Para subrayar su altura, y para que no siguiese creciendo a un ritmo tan desmesurado, la trasplantó Faba a un tiesto bajo de barro, que otrora había servido de hogar a unas Calas. Su anchura compensaba su falta de fondo, pues podría albergar tierra suficiente -pensó Faba- para mantener la gran envergadura de la planta.
El  problema principal era guiar y endurecer el tronco, para que pudiera sostener a las ramas incipientes de aquella señora chumbera llamada la Pauli. Lo intentó, clavando varas guías en la tierra prensada, para mantenerla izada; pero le faltaba calado al tiesto para ofrecer unos buenos cimientos.
Aquel búcaro alto, sin fondo, de barro blanco, que le vendieron los alfareros de Níjar como florero para ramas secas, le venía que ni pintado para mantener en pie al alto tronco de la Pauli. El tubo de barro serviría como columna vertebral de una chumbera tan alta.

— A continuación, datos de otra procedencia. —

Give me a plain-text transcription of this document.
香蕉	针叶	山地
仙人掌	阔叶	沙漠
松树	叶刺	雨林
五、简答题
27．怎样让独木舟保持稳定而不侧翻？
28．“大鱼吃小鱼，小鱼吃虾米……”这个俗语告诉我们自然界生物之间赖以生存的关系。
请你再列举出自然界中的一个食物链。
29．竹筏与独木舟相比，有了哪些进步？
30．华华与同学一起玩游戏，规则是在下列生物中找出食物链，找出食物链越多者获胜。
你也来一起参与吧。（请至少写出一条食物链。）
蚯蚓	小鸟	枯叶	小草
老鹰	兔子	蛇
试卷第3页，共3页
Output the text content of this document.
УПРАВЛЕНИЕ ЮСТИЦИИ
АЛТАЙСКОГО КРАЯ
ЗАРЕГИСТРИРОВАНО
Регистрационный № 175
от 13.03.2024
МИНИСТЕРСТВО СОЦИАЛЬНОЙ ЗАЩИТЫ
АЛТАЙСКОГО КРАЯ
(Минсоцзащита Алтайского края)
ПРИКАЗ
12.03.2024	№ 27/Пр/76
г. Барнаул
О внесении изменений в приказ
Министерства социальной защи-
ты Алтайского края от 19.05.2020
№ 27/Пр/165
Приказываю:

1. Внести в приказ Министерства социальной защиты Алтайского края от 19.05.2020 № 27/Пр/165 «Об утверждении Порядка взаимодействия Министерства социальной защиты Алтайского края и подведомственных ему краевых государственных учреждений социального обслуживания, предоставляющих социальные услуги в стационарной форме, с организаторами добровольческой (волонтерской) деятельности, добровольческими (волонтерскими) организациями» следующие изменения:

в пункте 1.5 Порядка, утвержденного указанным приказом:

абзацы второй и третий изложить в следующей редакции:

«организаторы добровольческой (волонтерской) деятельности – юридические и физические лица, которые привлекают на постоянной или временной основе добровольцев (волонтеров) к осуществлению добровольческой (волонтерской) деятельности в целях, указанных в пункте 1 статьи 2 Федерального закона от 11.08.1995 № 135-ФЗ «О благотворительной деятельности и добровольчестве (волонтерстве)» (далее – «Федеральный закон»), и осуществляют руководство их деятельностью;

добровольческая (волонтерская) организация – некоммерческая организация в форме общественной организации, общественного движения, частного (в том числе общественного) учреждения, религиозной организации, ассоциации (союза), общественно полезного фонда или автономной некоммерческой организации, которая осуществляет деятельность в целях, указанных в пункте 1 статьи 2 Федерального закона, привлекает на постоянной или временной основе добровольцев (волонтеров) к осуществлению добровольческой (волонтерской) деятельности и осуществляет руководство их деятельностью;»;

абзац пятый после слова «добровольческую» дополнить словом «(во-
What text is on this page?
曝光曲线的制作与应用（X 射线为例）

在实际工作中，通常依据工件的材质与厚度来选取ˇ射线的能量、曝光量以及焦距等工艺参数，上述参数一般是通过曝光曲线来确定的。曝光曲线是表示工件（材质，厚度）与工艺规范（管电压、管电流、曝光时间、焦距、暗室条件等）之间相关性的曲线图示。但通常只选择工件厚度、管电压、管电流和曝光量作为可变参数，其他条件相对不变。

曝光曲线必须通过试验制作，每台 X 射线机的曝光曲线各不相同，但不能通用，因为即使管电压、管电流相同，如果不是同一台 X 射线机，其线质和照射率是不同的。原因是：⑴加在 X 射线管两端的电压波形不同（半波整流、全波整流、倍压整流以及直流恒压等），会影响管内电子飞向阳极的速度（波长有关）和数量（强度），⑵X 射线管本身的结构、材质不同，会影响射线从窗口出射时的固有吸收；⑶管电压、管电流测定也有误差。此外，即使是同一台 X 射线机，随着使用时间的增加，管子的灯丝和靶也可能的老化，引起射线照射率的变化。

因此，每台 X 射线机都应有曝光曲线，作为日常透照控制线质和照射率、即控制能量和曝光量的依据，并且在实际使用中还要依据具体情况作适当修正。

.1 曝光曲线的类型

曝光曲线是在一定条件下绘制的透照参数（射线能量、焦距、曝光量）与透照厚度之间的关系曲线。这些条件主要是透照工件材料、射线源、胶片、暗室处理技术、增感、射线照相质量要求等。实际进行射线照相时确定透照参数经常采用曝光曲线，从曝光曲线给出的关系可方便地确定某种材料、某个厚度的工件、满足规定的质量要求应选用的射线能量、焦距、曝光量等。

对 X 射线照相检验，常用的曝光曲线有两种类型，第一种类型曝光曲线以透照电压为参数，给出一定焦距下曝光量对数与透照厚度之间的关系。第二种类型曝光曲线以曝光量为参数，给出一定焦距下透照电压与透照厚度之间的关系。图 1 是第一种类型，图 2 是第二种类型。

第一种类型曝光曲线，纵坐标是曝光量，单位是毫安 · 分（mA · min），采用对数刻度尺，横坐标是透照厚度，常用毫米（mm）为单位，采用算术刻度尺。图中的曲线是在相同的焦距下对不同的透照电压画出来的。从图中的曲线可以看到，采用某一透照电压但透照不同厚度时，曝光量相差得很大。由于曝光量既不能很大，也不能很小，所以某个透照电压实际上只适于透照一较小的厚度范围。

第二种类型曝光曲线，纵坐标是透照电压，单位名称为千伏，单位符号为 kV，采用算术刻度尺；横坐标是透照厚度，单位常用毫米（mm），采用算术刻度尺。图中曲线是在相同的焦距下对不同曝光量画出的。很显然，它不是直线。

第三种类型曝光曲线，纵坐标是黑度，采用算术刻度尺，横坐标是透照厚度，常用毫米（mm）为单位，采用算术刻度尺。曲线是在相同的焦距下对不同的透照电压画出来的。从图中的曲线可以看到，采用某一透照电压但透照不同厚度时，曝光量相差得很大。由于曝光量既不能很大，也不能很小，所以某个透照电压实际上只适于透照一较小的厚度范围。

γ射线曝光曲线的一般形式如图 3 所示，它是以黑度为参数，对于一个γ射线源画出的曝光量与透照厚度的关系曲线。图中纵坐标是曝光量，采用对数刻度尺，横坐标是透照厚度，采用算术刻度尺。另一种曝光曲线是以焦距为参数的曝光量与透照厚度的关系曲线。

Lo pasaron mal Faba y el sufrido vegetal, enhebrando las pencas de la chumbera, por aquel tubo que se iba estrechando hacia lo alto. El obstinado escultor vegetal, con sus manos bien protegidas con guantes, empujaba a la espinosa planta, para que atravesara el profundo intestino de aquel florero seco.
Aunque alguna de sus hojas perdió en tan bizarra penetración, la Pauli quedó feliz con su nueva imagen, basada en unos nuevos zapatos planos, y una gargantilla de jirafa. Más vital que nunca, comenzó a echar pronto nuevos tallos y ramas. Enfundada en ese largo cuello de barro, se veía -por primera vez- bella y estilizada. Con tanta alegría, no dejaron de crecer sus extremidades, como si quisiera la Pauli aprender a bailar sevillanas.
Tan entusiasmado como ella con el resultado, el escultor le regaló a su chumbera bailarina, un anillo de cactus, que plantó a sus pies, coronándola por las raíces. En la tierra también le clavó la baqueta de un xilófono.